Yol boyunca başım onun gögüsünde dünyanın en güzel müziğini, kalbinin atışını dinliyordum. Saçlarımı okşuyor ara ara öpüyor kokumu içine çekip bana sarılı olan kolları beni daha da çok sarıyor. O da korkuyordu benim gibi, bu rüya sanki her an bir kabusa dönecekti. Otele geldiğimiz de bile beni bir an bile kucağından indirmemiş kucağında taşımıştı. Zaten taşımasa bile benim ayakta duracak halim yoktu. Alkol etkisini çoktan göstermişti. Odaya girdiğimiz de ortalığın dağınık olduğunu gördüm ama normal dağınık değilde her şey parçalanmış, savaş çıkmış gibi. Gözlerim Mert'i bulunca bir kaç saniye gözlerime bakıp tekrar bakışlarını kaçırdı. Neler olmuştu burada böyle. Beni dikkatli bir şekilde yatağa koydu. Başım dönüyordu. Gerçekmiydi tüm olanlar yoksa ben hayal mi görüyordum. Gözüm duvardan düşen yerde ki saate kaydı sabahın beşiydi. Güneş doğmak üzereydi. Mert yanıma uzanıp beni kendine çekti ve sıkaca sarıldı. Aramızda sessizlik yemini edilmiş gibi bir sessizlik vardı. Ama sarılışı dokunuşu çok şeyi ifade ediyordu.
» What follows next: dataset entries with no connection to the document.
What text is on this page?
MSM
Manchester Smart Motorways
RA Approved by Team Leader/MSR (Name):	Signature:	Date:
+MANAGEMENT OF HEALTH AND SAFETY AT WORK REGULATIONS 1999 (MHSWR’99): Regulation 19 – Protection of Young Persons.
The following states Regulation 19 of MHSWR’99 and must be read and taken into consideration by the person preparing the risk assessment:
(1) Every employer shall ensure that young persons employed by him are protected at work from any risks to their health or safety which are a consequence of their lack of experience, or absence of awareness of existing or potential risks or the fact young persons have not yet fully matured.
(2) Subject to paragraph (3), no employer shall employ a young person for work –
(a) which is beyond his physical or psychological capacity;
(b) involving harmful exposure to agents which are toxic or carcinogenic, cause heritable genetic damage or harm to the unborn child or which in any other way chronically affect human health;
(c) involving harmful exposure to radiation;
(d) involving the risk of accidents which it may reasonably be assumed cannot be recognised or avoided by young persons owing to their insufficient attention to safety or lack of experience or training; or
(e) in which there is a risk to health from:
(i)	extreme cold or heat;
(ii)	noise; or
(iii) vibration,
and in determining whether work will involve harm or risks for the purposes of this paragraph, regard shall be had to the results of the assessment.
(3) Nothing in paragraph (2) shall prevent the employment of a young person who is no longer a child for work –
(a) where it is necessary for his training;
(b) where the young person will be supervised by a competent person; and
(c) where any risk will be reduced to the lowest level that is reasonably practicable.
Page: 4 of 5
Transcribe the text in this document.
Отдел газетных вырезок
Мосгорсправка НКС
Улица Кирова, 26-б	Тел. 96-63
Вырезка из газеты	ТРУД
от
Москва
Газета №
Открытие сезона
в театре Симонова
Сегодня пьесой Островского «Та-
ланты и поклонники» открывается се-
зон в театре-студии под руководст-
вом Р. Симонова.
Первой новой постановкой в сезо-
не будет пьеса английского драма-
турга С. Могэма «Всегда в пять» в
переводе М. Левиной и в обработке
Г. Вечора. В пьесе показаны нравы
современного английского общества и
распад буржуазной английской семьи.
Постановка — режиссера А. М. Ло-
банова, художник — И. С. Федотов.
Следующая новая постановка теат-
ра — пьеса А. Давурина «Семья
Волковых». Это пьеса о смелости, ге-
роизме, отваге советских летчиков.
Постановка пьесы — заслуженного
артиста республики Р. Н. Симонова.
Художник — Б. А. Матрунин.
Başımı göğüsüne yaslayıp ona sıkıca sarıldım. Göğüsünün üzerine küçük bir buse kondurup tekrar başımı göğüsüne yasladım. Bu hareketim onu kısa bir süre nefesini kesmesine neden olmuş bana sarılı olan kollarının kasılmasına sebep olmuştu.

"Gerçeksin değilmi? Ben yine hayal görmüyorum." Titreyen sesimle görüş açım bulanıklaştı. "Yine gözümü hastanede açmak istemiyorum." Ağzımdan bir hıçkırık çıkmasıyla saçlarımı okşayan eli durdu. Derin bir nefes alıp verdi. Ama sanki o nefes onun canını yakmış gibiydi. Nefesini verirken nefesi titremişti. Bakışlarım yüzüne kayınca onunda gözlerinin dolduğunu gördüm. Konuşmuyordu! Konuşsun istiyordum. Sesini duymak, bana bu yaşananların hayal değilde gerçek olduğunu söylesin istiyordum.

 

 

Bana öyle bir bakıyordu ki o bakışlara ömrümün sonuna kadar hapis olabilirdim.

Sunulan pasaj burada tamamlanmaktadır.